Reshuffle ‘hijacked’ unity council, Perkasa chief tells PM


(Malay Mail Online) – Malay rights group Perkasa has called on Prime Minister Datuk Seri Najib Razak today to reshuffle the membership of the National Unity Consultation Council (NUCC) as it has allegedly been “hijacked” by “evil” parties.

The group also accused the Malay-Muslim members of the council of being manipulated and ineffective, as they number less than the other parties.

“We’re confident that the Malay-Muslim representatives in NUCC do not have an effective role, in addition to being deaf and manipulated,” Perkasa president Datuk Ibrahim Ali said in a statement.

“Their number is smaller than those with certain agendas. The PM should overhaul and reshuffle the NUCC.”

Thirty members were appointed into the council by Najib last year. 13 of them are Muslims, while 11 out of them are also Malays.

This comes as Perkasa and the coalition National Unity Body (BPN) expressed  relief that Najib has insisted that the proposed harmony bills will need Putrajaya’s approval before they get implemented.

They also praised Najib’s guarantee to defend the position of Islam, Malay language, the royal institution, and the special rights of the Malays and the Bumiputera.

The NUCC is proposing three laws: the Racial, Religious and Hate Crimes bill, which outlaws hate speech; the National Harmony and Reconciliation Bill, which prohibits discrimination; and the National Harmony and Reconciliation Commission Bill, which details the functions of the commission that will inquire into complaints of discrimination.

The Bills have since been opposed by right wing government supporters who claimed the proposed laws were created by “atheist liberals” to undermine Malay rule.

Ibrahim also requested for Perkasa to join the newly-formed coalition Negara-Ku today, claiming it has “the right to be heard” as a legitimate organisation.

On Thursday, Negara-Ku was launched by lawyer Datuk Ambiga Sreneevasan and national laureate Datuk A. Samad Said, who were both previously co-chairmen of the electoral reform watchdog Bersih 2.0.

The two touted the group as a “people’s movement to reclaim the country”, and is endorsed by over 60 civil society groups and NGOs.

“This is to keep the credibility of Ambiga so that she would not be labelled as having ‘double standards’ when dealing with Perkasa,” said Ibrahim.

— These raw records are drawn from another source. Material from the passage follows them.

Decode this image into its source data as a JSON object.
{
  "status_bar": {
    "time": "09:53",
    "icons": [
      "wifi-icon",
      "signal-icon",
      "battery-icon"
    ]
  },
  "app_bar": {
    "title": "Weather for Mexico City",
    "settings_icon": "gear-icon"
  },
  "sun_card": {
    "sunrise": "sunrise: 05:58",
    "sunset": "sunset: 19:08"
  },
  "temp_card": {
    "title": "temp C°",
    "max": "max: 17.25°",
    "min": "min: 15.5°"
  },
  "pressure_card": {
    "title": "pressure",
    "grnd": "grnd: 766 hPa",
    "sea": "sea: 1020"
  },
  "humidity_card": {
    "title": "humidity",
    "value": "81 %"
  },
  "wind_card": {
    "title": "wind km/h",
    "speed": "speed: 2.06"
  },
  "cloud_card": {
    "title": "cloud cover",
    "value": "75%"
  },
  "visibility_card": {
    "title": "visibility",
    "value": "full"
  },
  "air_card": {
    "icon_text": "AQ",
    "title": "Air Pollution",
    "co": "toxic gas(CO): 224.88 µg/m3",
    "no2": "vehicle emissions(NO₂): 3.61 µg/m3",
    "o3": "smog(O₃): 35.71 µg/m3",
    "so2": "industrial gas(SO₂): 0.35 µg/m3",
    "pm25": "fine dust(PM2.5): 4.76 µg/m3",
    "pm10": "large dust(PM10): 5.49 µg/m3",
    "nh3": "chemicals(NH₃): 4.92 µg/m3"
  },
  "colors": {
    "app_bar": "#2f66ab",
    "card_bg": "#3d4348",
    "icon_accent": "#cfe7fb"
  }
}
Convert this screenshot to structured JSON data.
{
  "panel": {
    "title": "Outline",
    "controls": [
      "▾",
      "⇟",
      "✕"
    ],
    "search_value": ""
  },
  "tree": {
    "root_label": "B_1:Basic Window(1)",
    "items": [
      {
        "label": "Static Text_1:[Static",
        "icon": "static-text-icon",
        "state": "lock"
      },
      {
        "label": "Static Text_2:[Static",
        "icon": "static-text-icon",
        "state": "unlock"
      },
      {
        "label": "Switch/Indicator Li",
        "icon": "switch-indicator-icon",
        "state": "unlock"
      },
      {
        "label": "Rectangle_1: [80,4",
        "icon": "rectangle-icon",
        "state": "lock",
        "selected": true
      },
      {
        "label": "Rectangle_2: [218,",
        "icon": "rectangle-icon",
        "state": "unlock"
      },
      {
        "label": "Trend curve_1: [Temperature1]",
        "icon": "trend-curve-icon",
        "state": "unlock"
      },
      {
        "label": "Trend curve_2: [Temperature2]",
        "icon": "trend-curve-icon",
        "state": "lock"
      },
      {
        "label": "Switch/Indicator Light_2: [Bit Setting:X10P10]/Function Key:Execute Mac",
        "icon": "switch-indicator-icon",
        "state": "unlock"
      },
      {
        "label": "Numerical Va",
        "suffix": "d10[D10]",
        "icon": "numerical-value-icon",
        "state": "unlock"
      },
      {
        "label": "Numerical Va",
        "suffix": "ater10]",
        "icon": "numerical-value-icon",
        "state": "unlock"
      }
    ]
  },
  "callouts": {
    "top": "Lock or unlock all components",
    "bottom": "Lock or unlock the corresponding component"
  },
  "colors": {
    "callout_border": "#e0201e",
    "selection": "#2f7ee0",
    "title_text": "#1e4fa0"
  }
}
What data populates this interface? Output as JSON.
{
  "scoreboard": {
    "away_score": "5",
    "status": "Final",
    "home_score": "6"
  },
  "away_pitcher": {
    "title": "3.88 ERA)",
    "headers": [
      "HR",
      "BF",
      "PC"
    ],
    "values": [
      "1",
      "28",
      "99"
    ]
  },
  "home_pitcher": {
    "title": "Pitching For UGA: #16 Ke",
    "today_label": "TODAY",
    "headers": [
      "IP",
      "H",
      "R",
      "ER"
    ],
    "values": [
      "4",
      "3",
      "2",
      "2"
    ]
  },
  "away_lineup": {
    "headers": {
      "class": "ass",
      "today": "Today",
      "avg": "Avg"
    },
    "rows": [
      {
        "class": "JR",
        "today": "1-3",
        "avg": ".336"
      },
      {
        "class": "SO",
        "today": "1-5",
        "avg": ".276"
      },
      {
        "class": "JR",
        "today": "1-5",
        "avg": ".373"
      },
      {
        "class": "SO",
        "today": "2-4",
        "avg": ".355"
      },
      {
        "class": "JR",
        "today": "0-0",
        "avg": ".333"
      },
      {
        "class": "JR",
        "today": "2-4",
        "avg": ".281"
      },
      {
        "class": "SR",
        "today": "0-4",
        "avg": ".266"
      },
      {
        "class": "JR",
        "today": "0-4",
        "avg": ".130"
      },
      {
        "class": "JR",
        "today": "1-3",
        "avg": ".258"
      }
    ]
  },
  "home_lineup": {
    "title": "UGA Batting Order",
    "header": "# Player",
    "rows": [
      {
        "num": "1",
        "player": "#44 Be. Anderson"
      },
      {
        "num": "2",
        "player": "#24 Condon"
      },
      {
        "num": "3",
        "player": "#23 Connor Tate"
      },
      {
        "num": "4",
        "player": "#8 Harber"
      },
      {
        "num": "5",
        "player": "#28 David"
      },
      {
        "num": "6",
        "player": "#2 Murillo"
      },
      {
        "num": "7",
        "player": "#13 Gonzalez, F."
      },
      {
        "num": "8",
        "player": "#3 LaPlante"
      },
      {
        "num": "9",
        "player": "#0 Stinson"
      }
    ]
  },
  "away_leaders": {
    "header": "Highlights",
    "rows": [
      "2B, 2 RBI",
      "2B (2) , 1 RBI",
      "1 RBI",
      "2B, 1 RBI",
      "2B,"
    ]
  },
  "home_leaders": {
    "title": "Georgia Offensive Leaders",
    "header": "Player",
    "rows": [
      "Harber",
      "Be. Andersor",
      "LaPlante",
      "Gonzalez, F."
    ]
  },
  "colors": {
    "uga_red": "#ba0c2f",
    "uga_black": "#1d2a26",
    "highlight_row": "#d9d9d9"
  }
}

“Where is the democracy, human rights and transparency which are championed by Ambiga?”

Perkasa is the latest to criticise the formation of Negara-Ku this week, following Islamist group Ikatan Muslimin Malaysia (Isma).

Isma accused Negara-Ku of being against Islam as the religion of federation and the rights of the Malays, alleging it was a new front for humanist, liberal and religious pluralist movements in the country.